Lawyers fight it out as Royal Family call for criminal charges against photographer

 

A French court was asked last night to impose punitive fines running to hundreds of thousands of Euros on the French edition of Closer magazine if it republishes or distributes electronically the topless photographs of the Duchess of Cambridge.

In a bad-tempered hearing in Nanterre, west of Paris, a French lawyer representing the royal couple – officially known to the court as Monsieur William Arthur Mountbatten Windsor and his wife Katherine – accused the magazine of "violating the bodily intimacy" of the Duchess.

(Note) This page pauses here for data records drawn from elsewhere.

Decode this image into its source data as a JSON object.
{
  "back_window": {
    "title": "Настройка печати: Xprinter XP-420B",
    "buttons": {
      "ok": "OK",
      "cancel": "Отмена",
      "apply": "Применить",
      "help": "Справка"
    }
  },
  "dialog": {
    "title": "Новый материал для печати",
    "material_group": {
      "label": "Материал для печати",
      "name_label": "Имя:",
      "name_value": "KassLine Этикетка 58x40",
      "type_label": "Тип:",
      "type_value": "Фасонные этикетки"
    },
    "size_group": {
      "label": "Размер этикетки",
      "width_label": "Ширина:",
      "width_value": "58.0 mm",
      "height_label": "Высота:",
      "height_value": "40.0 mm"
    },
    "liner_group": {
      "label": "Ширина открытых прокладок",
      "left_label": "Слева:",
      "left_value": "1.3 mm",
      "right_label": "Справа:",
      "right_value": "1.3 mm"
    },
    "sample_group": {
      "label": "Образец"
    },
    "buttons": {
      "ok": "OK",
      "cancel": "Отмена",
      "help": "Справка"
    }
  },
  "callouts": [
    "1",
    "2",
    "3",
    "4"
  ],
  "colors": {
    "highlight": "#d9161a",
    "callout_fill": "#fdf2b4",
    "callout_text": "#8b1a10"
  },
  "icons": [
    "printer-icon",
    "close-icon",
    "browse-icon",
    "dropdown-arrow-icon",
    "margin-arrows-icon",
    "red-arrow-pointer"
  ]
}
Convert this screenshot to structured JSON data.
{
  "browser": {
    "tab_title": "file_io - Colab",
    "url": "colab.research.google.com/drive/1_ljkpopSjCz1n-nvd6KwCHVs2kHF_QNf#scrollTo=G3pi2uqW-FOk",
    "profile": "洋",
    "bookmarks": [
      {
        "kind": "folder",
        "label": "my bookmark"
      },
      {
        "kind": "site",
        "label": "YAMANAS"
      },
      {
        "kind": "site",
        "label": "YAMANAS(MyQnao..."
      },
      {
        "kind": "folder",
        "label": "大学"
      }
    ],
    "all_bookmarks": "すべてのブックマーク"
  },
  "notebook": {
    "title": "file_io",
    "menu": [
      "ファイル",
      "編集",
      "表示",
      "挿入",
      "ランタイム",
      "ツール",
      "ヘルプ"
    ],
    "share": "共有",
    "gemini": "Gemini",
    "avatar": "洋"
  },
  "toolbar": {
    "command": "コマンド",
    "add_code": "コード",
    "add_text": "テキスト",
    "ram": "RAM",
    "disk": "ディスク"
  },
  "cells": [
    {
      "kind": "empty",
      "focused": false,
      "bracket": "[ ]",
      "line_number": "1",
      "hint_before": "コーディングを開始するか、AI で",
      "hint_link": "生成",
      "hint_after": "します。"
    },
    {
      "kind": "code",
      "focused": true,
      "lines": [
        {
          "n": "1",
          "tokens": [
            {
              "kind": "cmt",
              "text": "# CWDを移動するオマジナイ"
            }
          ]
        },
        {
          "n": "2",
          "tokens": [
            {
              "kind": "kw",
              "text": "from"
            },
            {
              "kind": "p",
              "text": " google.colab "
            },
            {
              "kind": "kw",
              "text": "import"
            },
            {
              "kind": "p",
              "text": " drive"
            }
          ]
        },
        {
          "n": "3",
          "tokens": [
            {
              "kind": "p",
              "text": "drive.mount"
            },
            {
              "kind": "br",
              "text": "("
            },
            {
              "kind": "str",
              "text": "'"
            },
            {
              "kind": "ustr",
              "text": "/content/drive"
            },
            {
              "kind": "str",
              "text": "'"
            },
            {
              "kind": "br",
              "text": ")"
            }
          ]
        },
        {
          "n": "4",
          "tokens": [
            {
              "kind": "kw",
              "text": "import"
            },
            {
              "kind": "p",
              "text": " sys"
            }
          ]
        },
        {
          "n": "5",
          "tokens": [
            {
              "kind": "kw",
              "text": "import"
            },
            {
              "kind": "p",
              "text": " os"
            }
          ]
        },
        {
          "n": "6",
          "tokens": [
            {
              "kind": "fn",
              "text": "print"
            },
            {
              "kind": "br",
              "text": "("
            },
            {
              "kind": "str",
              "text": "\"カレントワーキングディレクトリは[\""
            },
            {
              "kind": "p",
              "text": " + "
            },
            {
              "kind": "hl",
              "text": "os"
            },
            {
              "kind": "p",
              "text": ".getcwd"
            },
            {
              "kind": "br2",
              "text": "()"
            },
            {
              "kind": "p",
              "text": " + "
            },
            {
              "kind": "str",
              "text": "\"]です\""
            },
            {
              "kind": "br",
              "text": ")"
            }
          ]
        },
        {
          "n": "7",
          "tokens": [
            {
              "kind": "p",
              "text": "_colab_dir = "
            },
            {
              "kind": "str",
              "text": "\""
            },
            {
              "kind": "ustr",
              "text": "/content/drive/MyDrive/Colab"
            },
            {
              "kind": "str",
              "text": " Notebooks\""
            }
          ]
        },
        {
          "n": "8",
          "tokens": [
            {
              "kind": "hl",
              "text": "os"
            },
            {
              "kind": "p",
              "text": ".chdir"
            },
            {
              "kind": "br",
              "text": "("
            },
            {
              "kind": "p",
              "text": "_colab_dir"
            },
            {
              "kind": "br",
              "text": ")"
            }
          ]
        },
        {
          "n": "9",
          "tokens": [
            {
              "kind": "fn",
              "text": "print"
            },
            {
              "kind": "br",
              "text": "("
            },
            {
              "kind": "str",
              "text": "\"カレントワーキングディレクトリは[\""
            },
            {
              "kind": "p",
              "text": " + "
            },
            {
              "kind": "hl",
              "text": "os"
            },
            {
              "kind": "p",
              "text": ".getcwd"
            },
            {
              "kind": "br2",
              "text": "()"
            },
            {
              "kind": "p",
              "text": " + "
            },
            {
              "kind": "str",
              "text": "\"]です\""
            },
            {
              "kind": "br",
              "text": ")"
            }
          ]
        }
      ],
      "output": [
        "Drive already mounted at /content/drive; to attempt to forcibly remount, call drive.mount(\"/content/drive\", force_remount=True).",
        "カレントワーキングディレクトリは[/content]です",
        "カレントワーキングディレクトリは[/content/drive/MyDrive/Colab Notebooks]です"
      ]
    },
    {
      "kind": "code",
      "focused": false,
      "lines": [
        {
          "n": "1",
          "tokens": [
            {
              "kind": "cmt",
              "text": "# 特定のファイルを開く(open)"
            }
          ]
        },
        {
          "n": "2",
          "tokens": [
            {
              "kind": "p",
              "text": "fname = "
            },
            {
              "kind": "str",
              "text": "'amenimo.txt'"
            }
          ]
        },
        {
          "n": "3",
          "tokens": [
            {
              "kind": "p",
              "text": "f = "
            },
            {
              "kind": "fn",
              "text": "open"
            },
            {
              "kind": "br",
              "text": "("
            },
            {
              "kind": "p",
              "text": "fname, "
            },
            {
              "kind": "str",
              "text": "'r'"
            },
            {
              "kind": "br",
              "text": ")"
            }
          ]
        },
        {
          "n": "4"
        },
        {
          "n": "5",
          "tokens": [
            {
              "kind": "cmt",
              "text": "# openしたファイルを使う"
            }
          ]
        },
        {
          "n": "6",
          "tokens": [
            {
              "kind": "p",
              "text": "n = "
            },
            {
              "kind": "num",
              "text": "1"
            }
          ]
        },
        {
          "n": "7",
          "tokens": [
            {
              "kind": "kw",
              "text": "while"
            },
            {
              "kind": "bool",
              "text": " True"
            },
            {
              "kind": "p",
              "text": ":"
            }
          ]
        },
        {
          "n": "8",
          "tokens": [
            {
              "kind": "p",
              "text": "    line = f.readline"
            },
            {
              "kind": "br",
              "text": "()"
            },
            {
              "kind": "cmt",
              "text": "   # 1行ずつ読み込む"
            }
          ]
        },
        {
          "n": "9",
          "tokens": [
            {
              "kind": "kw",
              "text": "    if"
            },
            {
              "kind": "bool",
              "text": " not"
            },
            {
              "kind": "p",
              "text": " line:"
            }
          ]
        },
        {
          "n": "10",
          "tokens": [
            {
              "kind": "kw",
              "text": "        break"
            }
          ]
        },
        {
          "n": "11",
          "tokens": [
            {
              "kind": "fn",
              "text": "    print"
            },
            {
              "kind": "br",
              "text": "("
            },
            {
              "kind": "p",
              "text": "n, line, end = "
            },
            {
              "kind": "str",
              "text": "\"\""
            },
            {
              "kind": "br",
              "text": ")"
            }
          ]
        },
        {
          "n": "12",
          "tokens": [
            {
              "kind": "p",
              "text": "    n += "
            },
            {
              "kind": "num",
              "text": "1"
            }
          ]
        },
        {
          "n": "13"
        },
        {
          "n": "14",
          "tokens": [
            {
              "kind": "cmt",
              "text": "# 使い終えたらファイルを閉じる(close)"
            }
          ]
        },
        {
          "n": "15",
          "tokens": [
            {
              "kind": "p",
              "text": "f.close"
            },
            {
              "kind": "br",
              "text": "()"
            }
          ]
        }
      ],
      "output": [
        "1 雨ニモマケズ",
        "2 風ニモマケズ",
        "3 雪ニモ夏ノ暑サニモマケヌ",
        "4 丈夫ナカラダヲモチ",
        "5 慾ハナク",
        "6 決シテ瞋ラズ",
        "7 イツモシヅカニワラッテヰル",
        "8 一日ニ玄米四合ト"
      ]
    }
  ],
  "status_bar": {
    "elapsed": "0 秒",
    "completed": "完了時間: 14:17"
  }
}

The lawyer, Aurélien Hamelle, demanded a series of injunctions under French privacy law to prevent Closer from republishing last week's edition and to bar electronic distribution of the images in any form. He also called for the magazine to be banned from syndicating the images and to be forced to hand over the electronic originals.

Last night the editor of the Irish Daily Star, Michael O'Kane, who took the decision to reprint the images from Closer, was suspended by the newspaper's publishers, Independent Star, which also said it would launch an investigation.

In Nanterre, Mr Hamelle said that he was not asking for Closer to be withdrawn from the shops or pulped because the edition containing photos of the near-naked duchess had "manifestly sold out". The royal lawyer dismissed as "lacking in morality" and "unworthy" the magazine's arguments that the topless photos of the Duchess published last Friday were "normal" images of a "young couple on holiday". The tribunal de grande instance postponed its ruling until midday today.

Defending the magazine, Delphine Pando said the photographs had been taken from a "public place" – a road 700m from a chateau in Provence belonging to Viscount Linley. They showed a young woman with bare breasts which was now regarded by French legal jurisprudence on the right to privacy as "banal" and "not at all shocking". There could not, she said, be one law for ordinary people and another for royalty.

Mr Hamelle dismissed her argument as "outrageous" and "lacking morality". Young women had won the right to show off their bodies if they wished to do so, he said. But Closer magazine was turning that "freedom" into a "diktat" and insisting that it had the right to show the Duchess partly clothed against her will.

The Duke and Duchess's lawyers earlier asked French authorities to bring criminal proceedings against "x", or persons unknown, for breach of privacy and trespass. This separate complaint under criminal law – a procedure seldom used by aggrieved French celebrities – appears to be intended to flush out the identity of the photographer.

If the French prosecution service obtains a conviction in this other case, both the editor of Closer and the as-yet-unnamed paparazzo could face a fine or, much less likely, a short jail sentence.

Royal lawyers may have hoped that the parallel civil and criminal complaints could prevent the images from embarking on a world tour of gossip magazines. If so, they were instantly disappointed.

Chi, the Italian sister magazine of the French Closer, published 64 images of the sunbathing Duchess yesterday, including some even more revealing than those which appeared last Friday.